• Limone Femminello Siracusano, per la prima volta sequenziato il genoma.
  • La ricerca svela i segreti del prezioso agrume di Sicilia.
  • Da oggi il codice genetico del “Femminello Siracusano” a disposizione della comunità scientifica internazionale.

L’Università di Catania e la Fondazione Edmund Mach di San Michele all’Adige hanno sequenziato il genoma del limone Femminello per la prima volta. La ricerca è stata pubblicata sulla rivista scientifica “Tree Genetics and Genomes”. Il codice genetico del Limone Femminello Siracusano, da adesso, è disponibile per la comunità scientifica internazionale.

Lo studio è stato supportato anche dal Consiglio per la ricerca in Agricoltura e l’Analisi dell’Economia Agraria di Acireale e dalla Hunan Agricultural University della Cina. Grazie alla conoscenza dell’esatta posizione e della funzione dei geni i ricercatori di tutto il mondo avranno informazioni per lo studio di caratteri di interesse agronomico.

Lo studio sul Limone Femminello Siracusano

Perché proprio il Femminello di Siracusa? Perché è un agrume siciliano con caratteristiche di pregio e le sue piante sono altamente produttive.

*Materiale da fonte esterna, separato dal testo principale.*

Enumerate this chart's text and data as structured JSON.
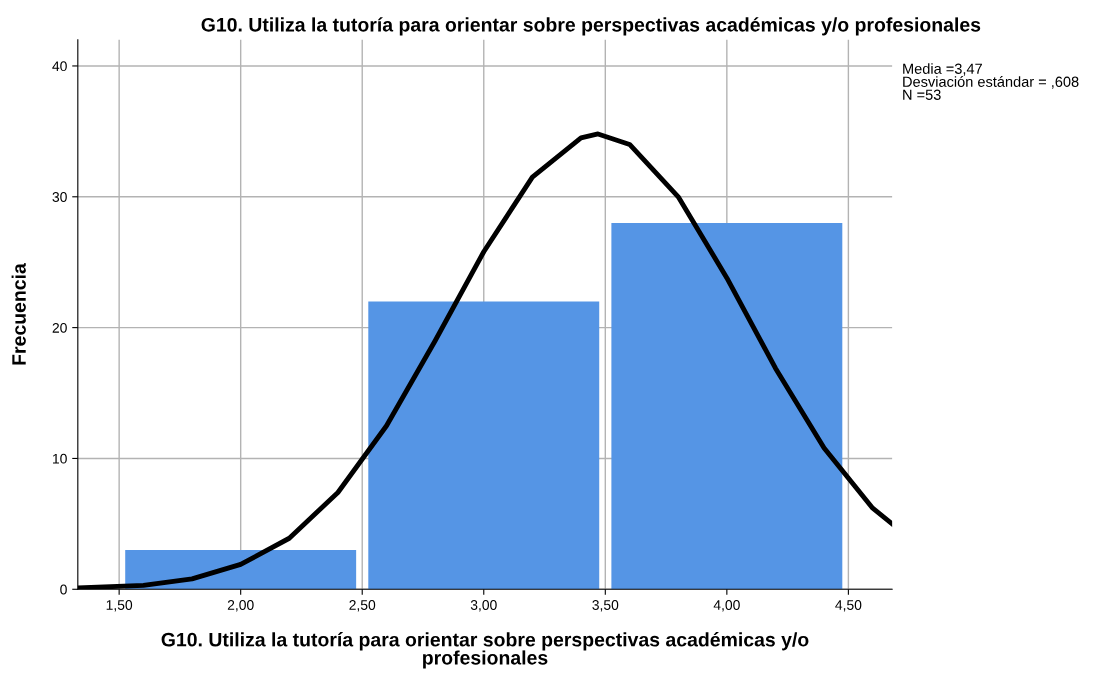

Da solo rappresenta il 90% circa della produzione nazionale. Il genoma del limone di aggiunge ad altri genomi del genere Citrus ad oggi sequenziati. Ci sono già arancio dolce, clementine, cedro, e pummelo.

Quando emerso, rappresenta un ulteriore tassello a sostegno dell’ipotesi sulla storia evolutiva degli agrumi. Le analisi delle sequenze genomiche hanno, infatti, confermato l’origine ibrida del limone derivante dall’incrocio tra il cedro e l’arancio amaro (a sua volta originatosi dall’incrocio tra mandarino e pummelo).

La conoscenza dei geni del Limone Femminello Siracusano è molto importante anche per il settore produttivo limonicolo. Servirà, infatti, ad accelerare sensibilmente i processi di selezione di varietà in grado di resistere naturalmente a malattie, dotate di elevata rifiorenza (importante per la produzione dei limoni “verdell”) e ad elevato valore salutistico e nutraceutico.

La firma dello studio è dei ricercatori Alessandra Gentile, Chiara Catalano, Stefano La Malfa, Gaetano Distefano e Mario Di Guardo del Dipartimento di Agricoltura, Alimentazione e Ambiente dell’Università di Catania; Marco Moretto, Mirko Moser, Michela Troggio, Alessandro Cestaro e Luca Bianco della Fondazione Edmund Mach; Marco Caruso del Crea e Ziniu Deng della Hunan Agricultural University, grazie al contributo di due progetti europei.